You can also watch our webinar Taking stock – Forecasting feed budgets and milk volumes. This explains how to create a new feed budget or adapt your existing plan to suit your current situation, forecast milk volume expectations, and assess how this could affect your income.
Sell surplus stock
Culls
Bringing forward culling dates can reduce milk production. Selling these cull animals saves money in feeding and housing costs, as well as generating income. Optimising cull cow value is important and will be influenced by access to a market, as well as your stocking capacity on the farm. It is important to assess costs if keeping culls to gain condition is of benefit to you.
Dairy youngstock
Work out how many dairy replacements you need to satisfy your herd size. Understand why you are losing cows out of your system and see what improvements could be made to appropriately reduce the replacement rate.
Could you calve replacements earlier (22–24 months) so you have fewer heifers? If you bought better quality feed, the overall costs of rearing might stay the same but allow you to do a better job with fewer heifers. This could also reduce the cost of rearing replacements.
Talk to your local auction market because, if they are not holding live markets, many are offering a matching service for sale of stock between farmers.
Sell excess machinery
Dairy farms can often have too much kit on farm. They often use modern tractors that are too big for the job, or take the expensive route to machine ownership through repayment schemes. Do you really need all of the machinery you have, or could some of it be sold?
This webinar, Machinery for farming or farming for machinery, reviews the idea. Although it focuses on arable kit, the thought processes are just as applicable for dairy-based units.

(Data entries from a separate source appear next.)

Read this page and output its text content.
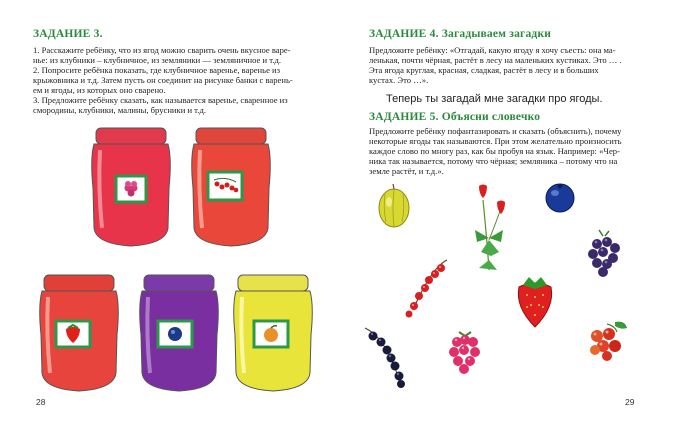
ЗАДАНИЕ 3.
1. Расскажите ребёнку, что из ягод можно сварить очень вкусное варе-
нье: из клубники – клубничное, из земляники — земляничное и т.д.
2. Попросите ребёнка показать, где клубничное варенье, варенье из
крыжовника и т.д. Затем пусть он соединит на рисунке банки с варень-
ем и ягоды, из которых оно сварено.
3. Предложите ребёнку сказать, как называется варенье, сваренное из
смородины, клубники, малины, брусники и т.д.
28
ЗАДАНИЕ 4. Загадываем загадки
Предложите ребёнку: «Отгадай, какую ягоду я хочу съесть: она ма-
ленькая, почти чёрная, растёт в лесу на маленьких кустиках. Это … .
Эта ягода круглая, красная, сладкая, растёт в лесу и в больших
кустах. Это …».
Теперь ты загадай мне загадки про ягоды.
ЗАДАНИЕ 5. Объясни словечко
Предложите ребёнку пофантазировать и сказать (объяснить), почему
некоторые ягоды так называются. При этом желательно произносить
каждое слово по многу раз, как бы пробуя на язык. Например: «Чер-
ника так называется, потому что чёрная; земляника – потому что на
земле растёт, и т.д.».
29
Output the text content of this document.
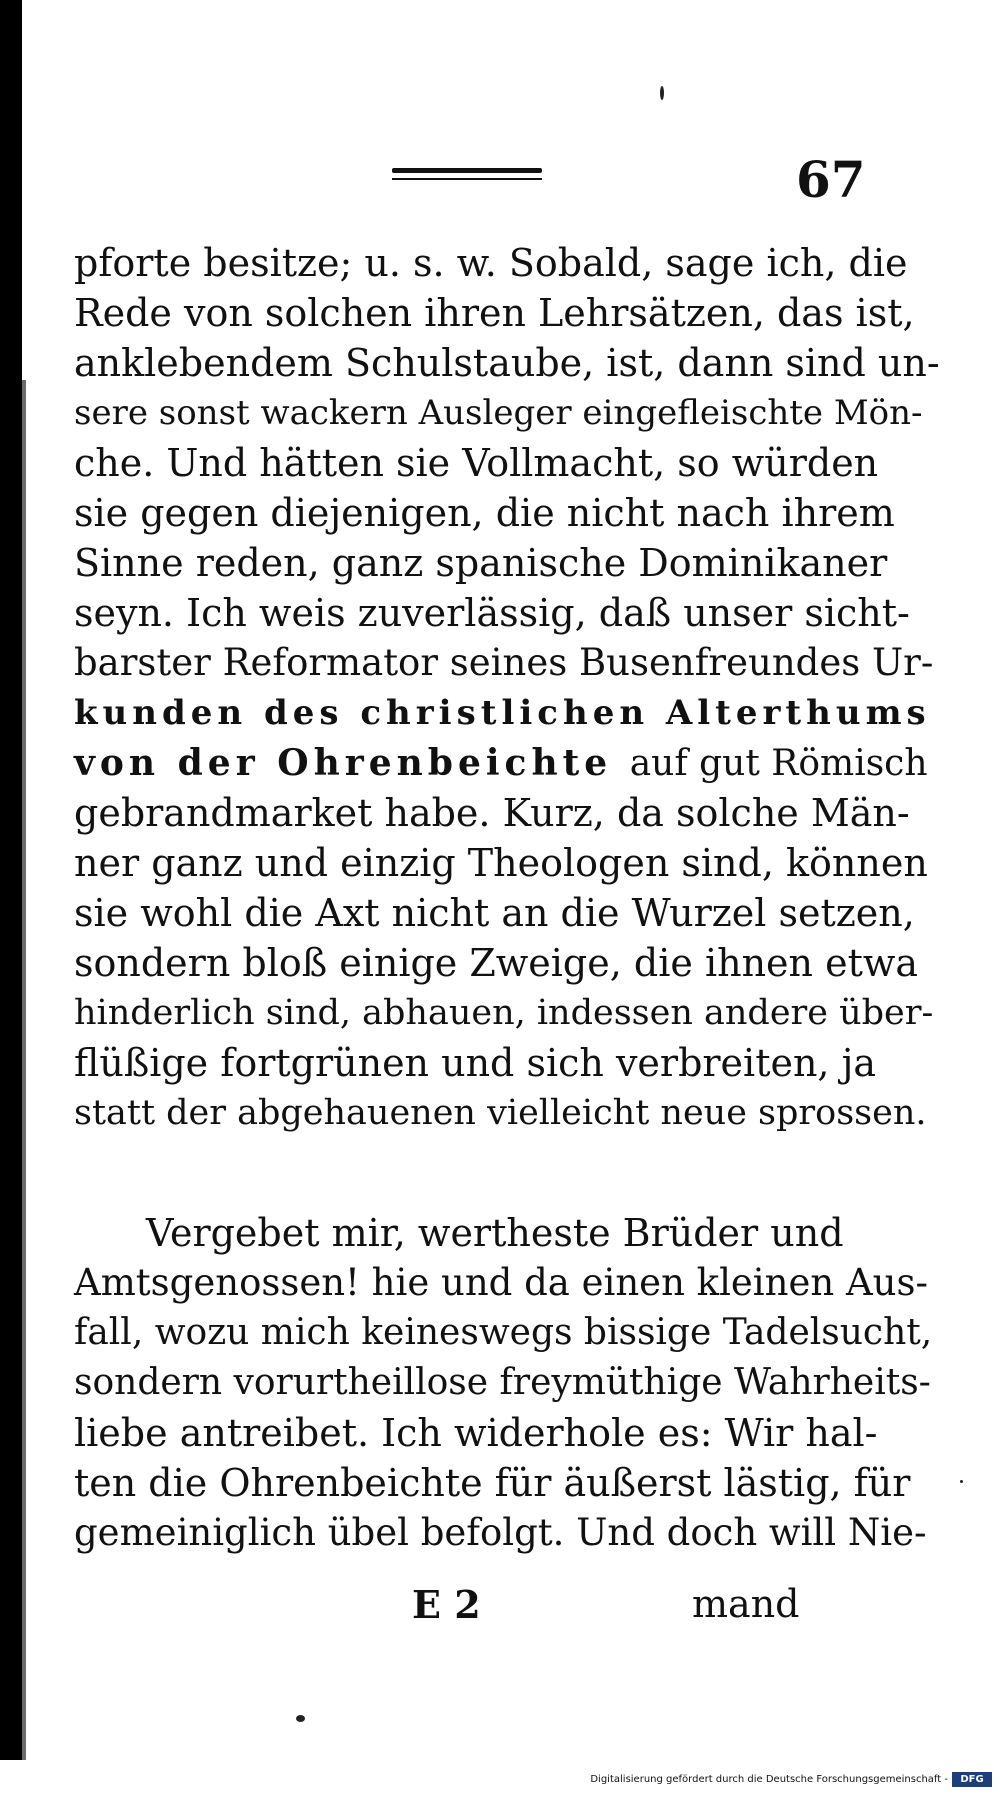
67
pforte besitze; u. s. w. Sobald, sage ich, die
Rede von solchen ihren Lehrsätzen, das ist,
anklebendem Schulstaube, ist, dann sind un-
sere sonst wackern Ausleger eingefleischte Mön-
che. Und hätten sie Vollmacht, so würden
sie gegen diejenigen, die nicht nach ihrem
Sinne reden, ganz spanische Dominikaner
seyn. Ich weis zuverlässig, daß unser sicht-
barster Reformator seines Busenfreundes Ur-
kunden des christlichen Alterthums
von der Ohrenbeichte auf gut Römisch
gebrandmarket habe. Kurz, da solche Män-
ner ganz und einzig Theologen sind, können
sie wohl die Axt nicht an die Wurzel setzen,
sondern bloß einige Zweige, die ihnen etwa
hinderlich sind, abhauen, indessen andere über-
flüßige fortgrünen und sich verbreiten, ja
statt der abgehauenen vielleicht neue sprossen.
Vergebet mir, wertheste Brüder und
Amtsgenossen! hie und da einen kleinen Aus-
fall, wozu mich keineswegs bissige Tadelsucht,
sondern vorurtheillose freymüthige Wahrheits-
liebe antreibet. Ich widerhole es: Wir hal-
ten die Ohrenbeichte für äußerst lästig, für
gemeiniglich übel befolgt. Und doch will Nie-
E 2	mand
Digitalisierung gefördert durch die Deutsche Forschungsgemeinschaft -	DFG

Explore other income sources
Diversification
Diversifying your business can make it more resilient – but it needs to be properly planned for success.
Our webinar Diversification or distraction? can help you assess when is the right time to diversify, what you should consider and which tools are available to plan a farm diversification.

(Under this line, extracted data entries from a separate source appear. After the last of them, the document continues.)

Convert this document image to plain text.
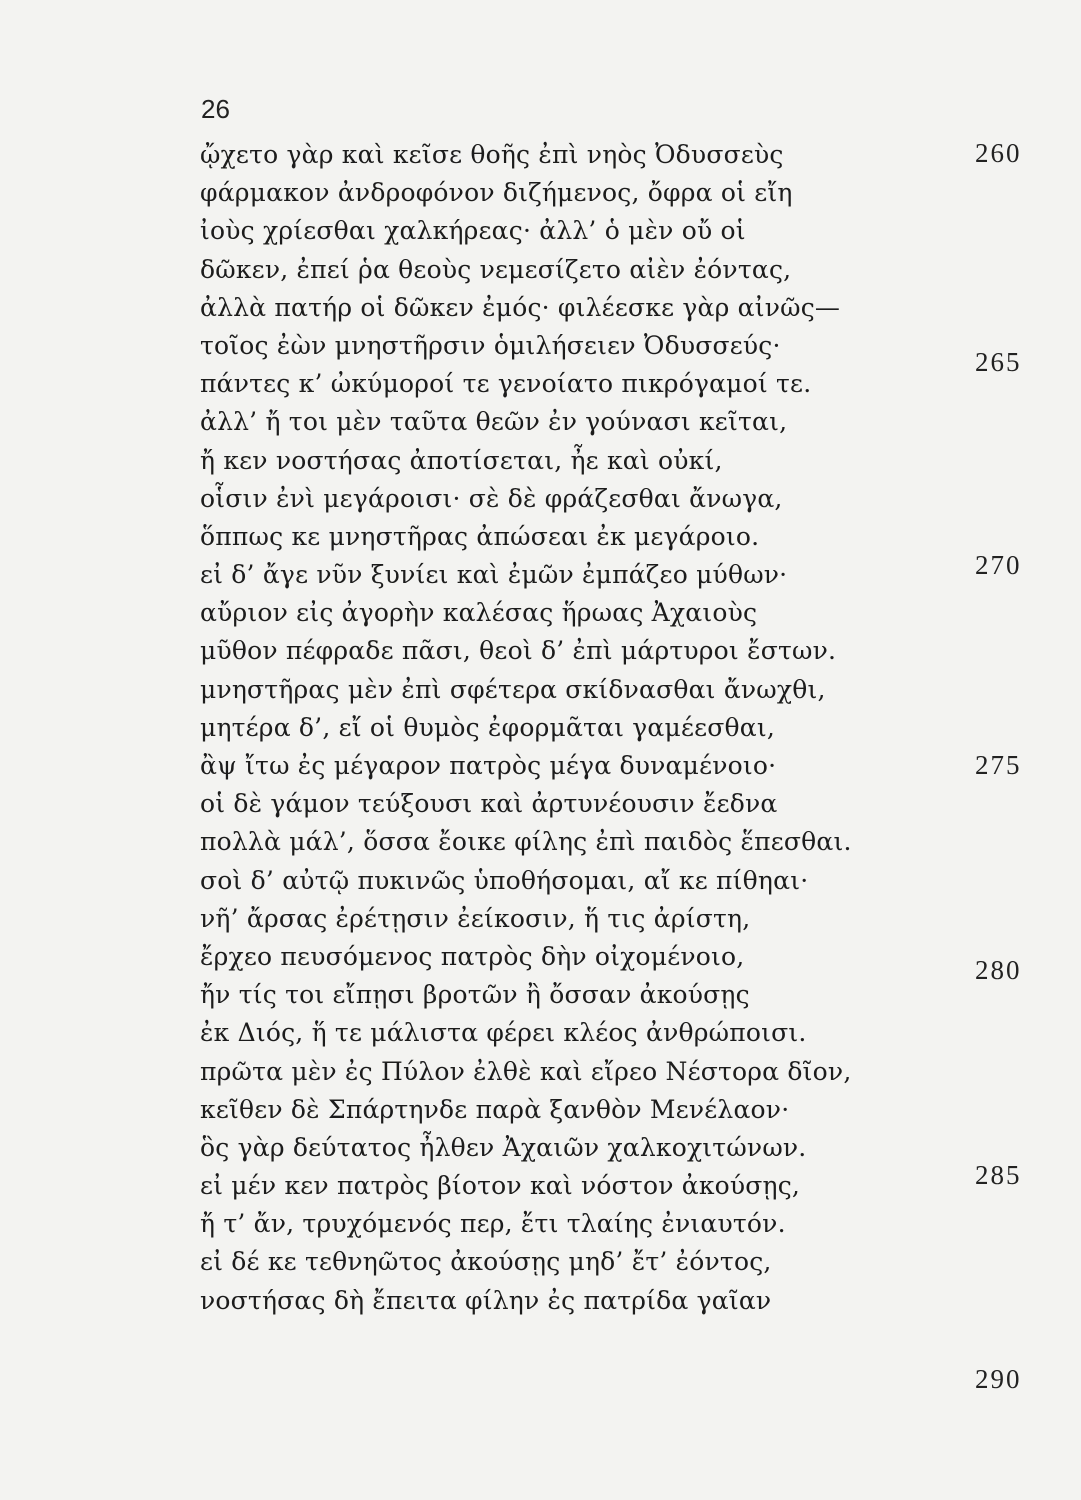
26
ᾤχετο γὰρ καὶ κεῖσε θοῆς ἐπὶ νηὸς Ὀδυσσεὺς
φάρμακον ἀνδροφόνον διζήμενος, ὄφρα οἱ εἴη
ἰοὺς χρίεσθαι χαλκήρεας· ἀλλ’ ὁ μὲν οὔ οἱ
δῶκεν, ἐπεί ῥα θεοὺς νεμεσίζετο αἰὲν ἐόντας,
ἀλλὰ πατήρ οἱ δῶκεν ἐμός· φιλέεσκε γὰρ αἰνῶς—
τοῖος ἐὼν μνηστῆρσιν ὁμιλήσειεν Ὀδυσσεύς·
πάντες κ’ ὠκύμοροί τε γενοίατο πικρόγαμοί τε.
ἀλλ’ ἤ τοι μὲν ταῦτα θεῶν ἐν γούνασι κεῖται,
ἤ κεν νοστήσας ἀποτίσεται, ἦε καὶ οὐκί,
οἷσιν ἐνὶ μεγάροισι· σὲ δὲ φράζεσθαι ἄνωγα,
ὅππως κε μνηστῆρας ἀπώσεαι ἐκ μεγάροιο.
εἰ δ’ ἄγε νῦν ξυνίει καὶ ἐμῶν ἐμπάζεο μύθων·
αὔριον εἰς ἀγορὴν καλέσας ἥρωας Ἀχαιοὺς
μῦθον πέφραδε πᾶσι, θεοὶ δ’ ἐπὶ μάρτυροι ἔστων.
μνηστῆρας μὲν ἐπὶ σφέτερα σκίδνασθαι ἄνωχθι,
μητέρα δ’, εἴ οἱ θυμὸς ἐφορμᾶται γαμέεσθαι,
ἂψ ἴτω ἐς μέγαρον πατρὸς μέγα δυναμένοιο·
οἱ δὲ γάμον τεύξουσι καὶ ἀρτυνέουσιν ἔεδνα
πολλὰ μάλ’, ὅσσα ἔοικε φίλης ἐπὶ παιδὸς ἕπεσθαι.
σοὶ δ’ αὐτῷ πυκινῶς ὑποθήσομαι, αἴ κε πίθηαι·
νῆ’ ἄρσας ἐρέτῃσιν ἐείκοσιν, ἥ τις ἀρίστη,
ἔρχεο πευσόμενος πατρὸς δὴν οἰχομένοιο,
ἤν τίς τοι εἴπῃσι βροτῶν ἢ ὄσσαν ἀκούσῃς
ἐκ Διός, ἥ τε μάλιστα φέρει κλέος ἀνθρώποισι.
πρῶτα μὲν ἐς Πύλον ἐλθὲ καὶ εἴρεο Νέστορα δῖον,
κεῖθεν δὲ Σπάρτηνδε παρὰ ξανθὸν Μενέλαον·
ὃς γὰρ δεύτατος ἦλθεν Ἀχαιῶν χαλκοχιτώνων.
εἰ μέν κεν πατρὸς βίοτον καὶ νόστον ἀκούσῃς,
ἤ τ’ ἄν, τρυχόμενός περ, ἔτι τλαίης ἐνιαυτόν.
εἰ δέ κε τεθνηῶτος ἀκούσῃς μηδ’ ἔτ’ ἐόντος,
νοστήσας δὴ ἔπειτα φίλην ἐς πατρίδα γαῖαν
260
265
270
275
280
285
290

Read more about diversification
Rear heifers for others
Rearing heifers on contract for another dairy business can take advantage of your skills and infrastructure. Heifers are usually delivered to a contract rearer at 2–6 months of age, and returned to the farmer at 4–6 weeks prior to calving.

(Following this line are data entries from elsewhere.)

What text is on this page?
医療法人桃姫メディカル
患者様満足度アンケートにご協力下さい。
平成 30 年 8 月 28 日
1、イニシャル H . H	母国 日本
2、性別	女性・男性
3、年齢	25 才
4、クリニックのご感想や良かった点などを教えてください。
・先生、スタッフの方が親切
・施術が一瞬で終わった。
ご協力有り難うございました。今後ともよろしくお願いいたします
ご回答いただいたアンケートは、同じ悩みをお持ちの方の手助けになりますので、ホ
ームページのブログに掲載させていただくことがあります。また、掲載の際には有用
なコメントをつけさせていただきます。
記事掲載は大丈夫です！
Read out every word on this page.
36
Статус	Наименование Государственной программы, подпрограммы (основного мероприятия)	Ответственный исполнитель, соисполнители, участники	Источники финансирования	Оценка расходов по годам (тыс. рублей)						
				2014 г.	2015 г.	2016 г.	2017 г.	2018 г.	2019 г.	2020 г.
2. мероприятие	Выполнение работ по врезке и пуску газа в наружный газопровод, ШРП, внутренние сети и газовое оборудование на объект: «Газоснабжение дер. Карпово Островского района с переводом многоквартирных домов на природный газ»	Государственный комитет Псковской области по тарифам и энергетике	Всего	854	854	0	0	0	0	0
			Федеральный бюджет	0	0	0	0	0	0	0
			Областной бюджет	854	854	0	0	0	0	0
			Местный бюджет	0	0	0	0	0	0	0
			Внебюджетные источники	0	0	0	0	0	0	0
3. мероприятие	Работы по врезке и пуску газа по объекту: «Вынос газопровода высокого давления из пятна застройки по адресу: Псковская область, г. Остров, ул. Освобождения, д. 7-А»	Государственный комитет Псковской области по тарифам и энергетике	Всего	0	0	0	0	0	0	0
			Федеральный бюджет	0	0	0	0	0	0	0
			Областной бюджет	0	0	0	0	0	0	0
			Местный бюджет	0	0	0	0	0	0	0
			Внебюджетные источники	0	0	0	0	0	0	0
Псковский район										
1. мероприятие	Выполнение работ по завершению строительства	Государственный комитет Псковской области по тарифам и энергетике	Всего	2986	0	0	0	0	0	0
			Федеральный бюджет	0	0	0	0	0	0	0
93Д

Contracts should define each party's responsibilities, and the rearer should be insured for any third-party claims involving the contract-reared heifers. It’s essential that you understand the costs of heifer rearing so that you price your service correctly.
Hire out cows
A cow hire agreement allows the owner of dairy cows to hire them out to another dairy farmer for a fee. Ownership of progeny from the hired cows usually remains with the farmer hiring them in (the lessee), but the owner may have the right to buy them.
Should any of the cows die, or become unproductive, the owner will replace them.
Work as a contractor
Agricultural contracting can be a viable option, provided you go in with your eyes open, do the right research and ensure there is a market for your proposed services.
Contracting can take a number of formats, from specialist farming services (such as drilling, harvesting, crop spraying or livestock services), to more complex contract, whole farm and joint farming arrangements.
Getting the costings right is a vital step to making it work. Overheads can be crippling and, with machinery replacement costs escalating each year, it is critical that jobs are carefully calculated, to make certain that capital is wisely invested and a return is possible.